En gran medida, la cuidadosa construcción de Polley también permite que los diálogos entre los personajes existan en un presente eterno sin que por eso queden anclados en las particularidades del contexto actual. No se trata de que la historia forme parte o no de una nueva ola feminista ni de los cambios de la cultura en proceso sino de una profunda reflexión sobre la fe, el dolor, la democracia y la naturaleza del perdón. Reunidas en un granero puestas a decidir si, como les exigen sus líderes, perdonarán a sus victimarios, un grupo de mujeres analfabetas se las ingenia para votar qué harán a continuación. Perdonar y seguir adelante como siempre o dejar su hogar.

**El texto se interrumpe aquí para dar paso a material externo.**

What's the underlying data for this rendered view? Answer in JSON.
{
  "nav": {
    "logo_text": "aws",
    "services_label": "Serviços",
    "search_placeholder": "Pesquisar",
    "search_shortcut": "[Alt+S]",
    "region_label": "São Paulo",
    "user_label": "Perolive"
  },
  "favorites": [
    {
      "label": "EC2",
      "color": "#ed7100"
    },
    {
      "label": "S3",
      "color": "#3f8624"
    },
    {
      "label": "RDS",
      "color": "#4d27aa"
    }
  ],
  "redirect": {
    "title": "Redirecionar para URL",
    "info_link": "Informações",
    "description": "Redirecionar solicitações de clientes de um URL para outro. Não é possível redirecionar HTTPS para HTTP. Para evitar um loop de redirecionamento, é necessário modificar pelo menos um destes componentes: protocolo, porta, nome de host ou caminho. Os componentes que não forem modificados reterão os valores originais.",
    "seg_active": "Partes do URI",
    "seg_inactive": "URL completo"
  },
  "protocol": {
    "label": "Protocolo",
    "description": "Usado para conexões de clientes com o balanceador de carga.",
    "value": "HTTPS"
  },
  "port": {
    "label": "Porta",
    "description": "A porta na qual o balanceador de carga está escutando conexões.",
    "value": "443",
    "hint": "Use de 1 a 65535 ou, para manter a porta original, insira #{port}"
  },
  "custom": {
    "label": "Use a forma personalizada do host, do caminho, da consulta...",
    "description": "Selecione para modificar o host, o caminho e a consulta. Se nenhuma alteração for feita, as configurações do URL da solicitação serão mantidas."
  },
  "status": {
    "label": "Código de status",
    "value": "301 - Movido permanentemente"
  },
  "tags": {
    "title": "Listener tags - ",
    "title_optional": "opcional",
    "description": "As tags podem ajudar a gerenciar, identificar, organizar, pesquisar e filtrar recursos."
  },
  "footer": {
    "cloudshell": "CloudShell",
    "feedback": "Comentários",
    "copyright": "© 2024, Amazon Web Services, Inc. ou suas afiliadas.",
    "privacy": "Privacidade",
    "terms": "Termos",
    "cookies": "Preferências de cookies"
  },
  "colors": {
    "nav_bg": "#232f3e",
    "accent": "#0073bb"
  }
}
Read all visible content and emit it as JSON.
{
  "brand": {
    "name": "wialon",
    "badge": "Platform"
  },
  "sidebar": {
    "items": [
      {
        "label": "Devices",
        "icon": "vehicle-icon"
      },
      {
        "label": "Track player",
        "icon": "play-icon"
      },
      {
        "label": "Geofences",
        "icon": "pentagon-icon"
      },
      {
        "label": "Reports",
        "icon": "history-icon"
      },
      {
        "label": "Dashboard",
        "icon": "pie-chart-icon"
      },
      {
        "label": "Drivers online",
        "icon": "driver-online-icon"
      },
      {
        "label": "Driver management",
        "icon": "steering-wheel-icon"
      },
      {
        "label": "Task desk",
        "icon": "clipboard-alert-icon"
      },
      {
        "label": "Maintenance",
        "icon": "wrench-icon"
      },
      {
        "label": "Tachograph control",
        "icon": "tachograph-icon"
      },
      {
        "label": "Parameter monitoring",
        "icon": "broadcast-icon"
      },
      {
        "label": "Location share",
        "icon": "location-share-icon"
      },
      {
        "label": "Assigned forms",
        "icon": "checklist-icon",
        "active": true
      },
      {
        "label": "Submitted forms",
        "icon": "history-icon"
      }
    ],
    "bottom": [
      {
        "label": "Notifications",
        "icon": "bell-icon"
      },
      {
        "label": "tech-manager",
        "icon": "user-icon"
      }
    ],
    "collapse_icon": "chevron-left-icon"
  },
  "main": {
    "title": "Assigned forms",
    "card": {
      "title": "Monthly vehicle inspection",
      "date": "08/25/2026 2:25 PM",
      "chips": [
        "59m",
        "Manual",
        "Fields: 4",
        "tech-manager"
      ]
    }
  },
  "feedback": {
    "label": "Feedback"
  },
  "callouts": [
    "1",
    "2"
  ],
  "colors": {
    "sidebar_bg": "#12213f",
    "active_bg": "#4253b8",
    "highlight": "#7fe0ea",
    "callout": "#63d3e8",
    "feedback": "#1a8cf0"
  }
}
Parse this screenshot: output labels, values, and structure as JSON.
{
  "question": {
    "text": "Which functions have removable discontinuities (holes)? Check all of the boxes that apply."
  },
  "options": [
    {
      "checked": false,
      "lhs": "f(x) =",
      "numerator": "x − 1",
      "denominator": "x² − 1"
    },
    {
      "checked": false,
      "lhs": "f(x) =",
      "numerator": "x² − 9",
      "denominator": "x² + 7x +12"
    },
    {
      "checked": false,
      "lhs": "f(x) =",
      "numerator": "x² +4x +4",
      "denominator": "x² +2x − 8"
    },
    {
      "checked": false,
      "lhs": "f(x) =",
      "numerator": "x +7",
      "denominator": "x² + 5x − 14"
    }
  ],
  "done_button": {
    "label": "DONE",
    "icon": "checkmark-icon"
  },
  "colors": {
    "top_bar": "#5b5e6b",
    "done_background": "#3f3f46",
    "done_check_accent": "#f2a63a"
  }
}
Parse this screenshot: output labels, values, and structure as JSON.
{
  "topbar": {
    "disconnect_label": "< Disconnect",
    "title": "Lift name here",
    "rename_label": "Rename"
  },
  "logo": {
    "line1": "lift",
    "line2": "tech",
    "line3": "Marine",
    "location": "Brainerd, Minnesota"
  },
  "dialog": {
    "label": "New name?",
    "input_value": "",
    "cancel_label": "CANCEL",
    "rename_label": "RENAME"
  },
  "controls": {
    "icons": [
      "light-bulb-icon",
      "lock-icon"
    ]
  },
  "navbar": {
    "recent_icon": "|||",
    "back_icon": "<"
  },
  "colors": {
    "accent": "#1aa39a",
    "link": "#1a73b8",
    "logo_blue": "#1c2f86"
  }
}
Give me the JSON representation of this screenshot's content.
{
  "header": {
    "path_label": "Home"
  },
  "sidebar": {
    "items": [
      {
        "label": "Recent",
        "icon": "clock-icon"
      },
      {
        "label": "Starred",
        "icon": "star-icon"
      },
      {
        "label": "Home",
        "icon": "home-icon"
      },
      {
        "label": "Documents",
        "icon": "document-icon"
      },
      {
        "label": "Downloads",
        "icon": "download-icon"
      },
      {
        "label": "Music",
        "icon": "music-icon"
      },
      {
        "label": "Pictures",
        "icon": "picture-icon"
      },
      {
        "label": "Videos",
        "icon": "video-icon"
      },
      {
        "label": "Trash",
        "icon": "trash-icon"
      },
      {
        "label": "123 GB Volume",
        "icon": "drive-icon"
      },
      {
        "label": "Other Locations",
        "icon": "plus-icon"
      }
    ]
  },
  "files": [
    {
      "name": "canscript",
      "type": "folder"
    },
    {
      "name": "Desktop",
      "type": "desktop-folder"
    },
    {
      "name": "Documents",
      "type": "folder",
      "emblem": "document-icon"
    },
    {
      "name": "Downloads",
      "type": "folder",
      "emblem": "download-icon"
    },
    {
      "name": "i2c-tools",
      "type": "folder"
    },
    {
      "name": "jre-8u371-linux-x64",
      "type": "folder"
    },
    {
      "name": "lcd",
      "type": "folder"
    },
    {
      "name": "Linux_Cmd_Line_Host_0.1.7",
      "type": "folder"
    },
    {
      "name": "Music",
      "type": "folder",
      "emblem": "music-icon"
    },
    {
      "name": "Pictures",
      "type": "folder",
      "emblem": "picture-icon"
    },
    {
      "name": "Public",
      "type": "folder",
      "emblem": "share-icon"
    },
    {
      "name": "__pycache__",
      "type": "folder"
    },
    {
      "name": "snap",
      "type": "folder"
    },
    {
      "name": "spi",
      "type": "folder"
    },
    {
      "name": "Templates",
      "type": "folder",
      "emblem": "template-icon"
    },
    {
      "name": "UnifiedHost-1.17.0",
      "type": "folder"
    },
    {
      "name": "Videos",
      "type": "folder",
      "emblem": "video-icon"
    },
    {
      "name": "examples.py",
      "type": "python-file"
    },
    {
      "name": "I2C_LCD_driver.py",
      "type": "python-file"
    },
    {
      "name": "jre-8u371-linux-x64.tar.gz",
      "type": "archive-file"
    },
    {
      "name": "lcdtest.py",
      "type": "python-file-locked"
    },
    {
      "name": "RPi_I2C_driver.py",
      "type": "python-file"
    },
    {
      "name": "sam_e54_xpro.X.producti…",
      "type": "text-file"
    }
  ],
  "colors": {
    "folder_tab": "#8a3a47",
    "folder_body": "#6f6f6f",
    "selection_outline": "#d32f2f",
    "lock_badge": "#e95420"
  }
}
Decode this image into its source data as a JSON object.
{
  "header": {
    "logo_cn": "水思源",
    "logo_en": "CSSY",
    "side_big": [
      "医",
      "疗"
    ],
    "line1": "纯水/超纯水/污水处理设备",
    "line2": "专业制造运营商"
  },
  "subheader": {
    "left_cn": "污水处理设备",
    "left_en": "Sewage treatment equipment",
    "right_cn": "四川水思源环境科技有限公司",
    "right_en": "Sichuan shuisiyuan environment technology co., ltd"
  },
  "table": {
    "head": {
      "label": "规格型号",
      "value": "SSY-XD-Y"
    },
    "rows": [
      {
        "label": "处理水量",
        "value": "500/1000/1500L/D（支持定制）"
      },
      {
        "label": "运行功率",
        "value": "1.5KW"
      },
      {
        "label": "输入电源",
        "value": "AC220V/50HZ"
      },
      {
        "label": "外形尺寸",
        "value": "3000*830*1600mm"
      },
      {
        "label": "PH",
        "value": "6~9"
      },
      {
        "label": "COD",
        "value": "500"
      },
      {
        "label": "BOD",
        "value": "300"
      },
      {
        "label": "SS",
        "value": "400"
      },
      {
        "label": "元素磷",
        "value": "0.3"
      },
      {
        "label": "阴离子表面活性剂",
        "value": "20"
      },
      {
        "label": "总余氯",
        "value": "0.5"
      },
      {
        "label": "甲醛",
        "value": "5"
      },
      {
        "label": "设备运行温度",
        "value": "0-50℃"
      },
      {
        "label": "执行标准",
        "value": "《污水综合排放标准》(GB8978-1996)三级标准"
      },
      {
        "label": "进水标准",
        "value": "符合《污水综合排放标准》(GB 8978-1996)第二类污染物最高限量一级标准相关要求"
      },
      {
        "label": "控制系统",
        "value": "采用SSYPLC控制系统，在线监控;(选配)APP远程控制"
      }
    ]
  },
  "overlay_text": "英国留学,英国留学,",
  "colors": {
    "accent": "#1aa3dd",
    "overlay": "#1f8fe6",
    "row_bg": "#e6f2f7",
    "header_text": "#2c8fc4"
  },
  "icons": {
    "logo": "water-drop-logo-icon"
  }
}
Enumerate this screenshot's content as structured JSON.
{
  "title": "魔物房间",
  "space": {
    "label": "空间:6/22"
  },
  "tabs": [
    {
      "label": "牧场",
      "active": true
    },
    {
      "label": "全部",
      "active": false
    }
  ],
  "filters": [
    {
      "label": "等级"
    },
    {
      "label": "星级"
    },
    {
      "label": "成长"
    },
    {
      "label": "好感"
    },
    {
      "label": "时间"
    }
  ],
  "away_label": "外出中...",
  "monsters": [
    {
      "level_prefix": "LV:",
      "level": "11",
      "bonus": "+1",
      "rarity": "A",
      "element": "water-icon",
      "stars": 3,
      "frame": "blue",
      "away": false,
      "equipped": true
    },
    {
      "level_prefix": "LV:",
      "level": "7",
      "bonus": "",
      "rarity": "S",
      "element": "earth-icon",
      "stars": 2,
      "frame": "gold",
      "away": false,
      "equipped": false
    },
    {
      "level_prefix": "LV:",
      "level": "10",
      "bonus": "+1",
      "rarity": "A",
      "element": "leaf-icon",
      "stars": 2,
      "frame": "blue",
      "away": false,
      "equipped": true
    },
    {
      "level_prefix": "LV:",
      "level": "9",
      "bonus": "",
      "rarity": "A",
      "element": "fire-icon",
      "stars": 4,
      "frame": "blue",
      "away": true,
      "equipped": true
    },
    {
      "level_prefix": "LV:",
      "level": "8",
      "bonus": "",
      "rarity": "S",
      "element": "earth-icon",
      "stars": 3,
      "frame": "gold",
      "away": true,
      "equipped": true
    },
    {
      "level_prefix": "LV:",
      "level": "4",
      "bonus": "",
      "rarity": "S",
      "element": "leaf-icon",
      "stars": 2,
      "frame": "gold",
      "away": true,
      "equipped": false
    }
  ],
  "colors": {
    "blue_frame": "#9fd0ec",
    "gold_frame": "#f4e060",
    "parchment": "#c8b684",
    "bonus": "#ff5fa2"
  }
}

A pesar de que la mayoría de las escenas transcurren en ese mismo escenario, la puesta evita siempre las rigideces de la teatralidad y si lo consigue es gracias a los vivaces personajes, que representan un abanico de reacciones y opiniones tan variadas como las actrices que las encarnan. De la iracunda Salome de Claire Foy a la reactiva Mariche de Jessie Buckley y la reflexiva Ona de Rooney Mara, todas construyen un tapiz extraordinario en el que hasta se da el espacio a pequeñas burbujas de humor, oxígeno a las opresivas imágenes que se muestran (los abusos físicos y emocionales se discuten pero apenas se vislumbran en pantalla). No se necesitan más que retazos de los recuerdos que les arrebataron a los personajes para comprender los efectos de la tragedia de la que fueron víctimas. Y tampoco se precisa de la presencia de los victimarios, a los que solo se ve parcialmente o fuera de foco, como si su amenaza ya empezara a desdibujarse en la mente de las mujeres, concentradas en la odisea de recuperar la esperanza y el preciado tesoro de su imaginación.